Valtão estava internado havia cerca de 10 dias e enfrentava graves problemas de saúde relacionados ao coração e aos rins. Casado com Adriana, deixa os filhos Gabriela e Pedro, além de uma legião de amigos, artistas e admiradores profundamente abalados com sua partida. A família ainda não informou sobre o veório.
Durante décadas, ele foi um dos pilares da tradicional Paixão de Cristo encenada em Taboão da Serra, espetáculo que ajudou a construir e manter vivo ao longo de gerações.
O ator e amigo Eddie Ferraz relembrou a trajetória do companheiro nos palcos. Segundo ele, Valtão iniciou no teatro ainda nos anos 1980, no grupo “Quem Diria”, e passou a integrar a Paixão de Cristo em 1995, participando de praticamente todas as montagens desde então.
“Ele fez parte da história do teatro da nossa cidade. Era um artista completo. Atuava, dirigia, pintava, criava cenários. Tudo que colocavam na mão dele, ele fazia com maestria”, afirmou Eddie.

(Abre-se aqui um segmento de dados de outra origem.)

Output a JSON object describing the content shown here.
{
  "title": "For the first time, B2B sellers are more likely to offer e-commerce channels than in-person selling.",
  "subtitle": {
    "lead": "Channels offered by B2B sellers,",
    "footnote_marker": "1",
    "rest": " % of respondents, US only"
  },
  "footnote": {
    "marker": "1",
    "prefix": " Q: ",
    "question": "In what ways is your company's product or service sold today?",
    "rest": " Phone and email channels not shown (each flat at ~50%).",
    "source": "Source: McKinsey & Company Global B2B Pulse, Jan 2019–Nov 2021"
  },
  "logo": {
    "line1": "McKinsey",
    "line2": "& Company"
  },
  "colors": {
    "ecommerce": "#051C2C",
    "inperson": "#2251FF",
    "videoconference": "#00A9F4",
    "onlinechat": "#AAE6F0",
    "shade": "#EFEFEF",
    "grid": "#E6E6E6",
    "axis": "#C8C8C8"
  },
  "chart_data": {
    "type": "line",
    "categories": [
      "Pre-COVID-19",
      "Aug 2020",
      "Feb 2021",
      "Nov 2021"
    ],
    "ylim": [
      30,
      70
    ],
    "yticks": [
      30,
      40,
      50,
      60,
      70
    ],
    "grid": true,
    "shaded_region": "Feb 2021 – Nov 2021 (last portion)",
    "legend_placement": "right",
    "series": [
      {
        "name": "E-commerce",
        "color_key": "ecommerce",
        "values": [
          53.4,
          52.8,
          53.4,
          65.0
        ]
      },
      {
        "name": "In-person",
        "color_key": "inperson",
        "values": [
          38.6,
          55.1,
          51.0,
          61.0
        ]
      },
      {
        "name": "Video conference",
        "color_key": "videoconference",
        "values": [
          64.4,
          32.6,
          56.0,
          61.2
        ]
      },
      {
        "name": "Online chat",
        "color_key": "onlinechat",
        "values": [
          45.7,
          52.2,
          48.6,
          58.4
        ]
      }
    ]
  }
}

Ao longo da carreira, Valtão dirigiu e atuou em diversos espetáculos marcantes, como A Morte do Imortal, O Anel de Magalão, Pedro e Domitila e O Homem de La Mancha, sendo premiado como ator e diretor em diferentes festivais.
A atriz e produtora Bia Couto, emocionada, relembrou os últimos meses do amigo e a luta silenciosa contra os problemas de saúde. “Ele foi um guerreiro. Nos últimos ensaios da Paixão, praticamente se arrastava, mas não queria que ninguém percebesse. Mesmo debilitado, fazia questão de acompanhar o espetáculo que ele tanto amava”, contou.
Segundo Bia, Valtão enfrentava complicações decorrentes de um infarto sofrido anos atrás, agravadas pela diabetes e pela insuficiência renal. Ainda assim, permaneceu ligado ao teatro até os últimos dias.
“Todo mundo sabia o quanto ele amava aquilo. A gente já entendia que talvez aquela fosse a última Paixão dele, então fizemos questão que ele pudesse assistir ao trabalho que ajudou a construir”, disse emocionada.
A vereadora, professora e atriz Najara Costa também lamentou profundamente a morte do amigo, a quem definiu como essencial para a cultura da cidade.
“O Valter foi uma pessoa fundamental para o teatro em Taboão da Serra. Um grande lutador, alguém que fez teatro da forma que era possível, com amor, dedicação e resistência”, afirmou.
Najara relembrou ainda a ligação de Valtão com o diretor Amaury Alvarez, outro nome histórico da cultura local. “Ele foi discípulo do Amaury e carregou esse legado durante toda a vida. A cultura da nossa cidade perde um grande batalhador”, disse.
A notícia da morte provocou forte comoção entre artistas, amigos e integrantes da comunidade cultural da região.
Mais do que um ator ou diretor, Valtão deixa uma marca profunda em gerações de artistas que aprenderam com ele dentro e fora dos palcos. Sua trajetória se confunde com a própria história do teatro popular de Taboão da Serra.
“Tudo que eu sei hoje aprendi com ele”, resumiu Najara, emocionada. “Foi uma perda muito pesada.”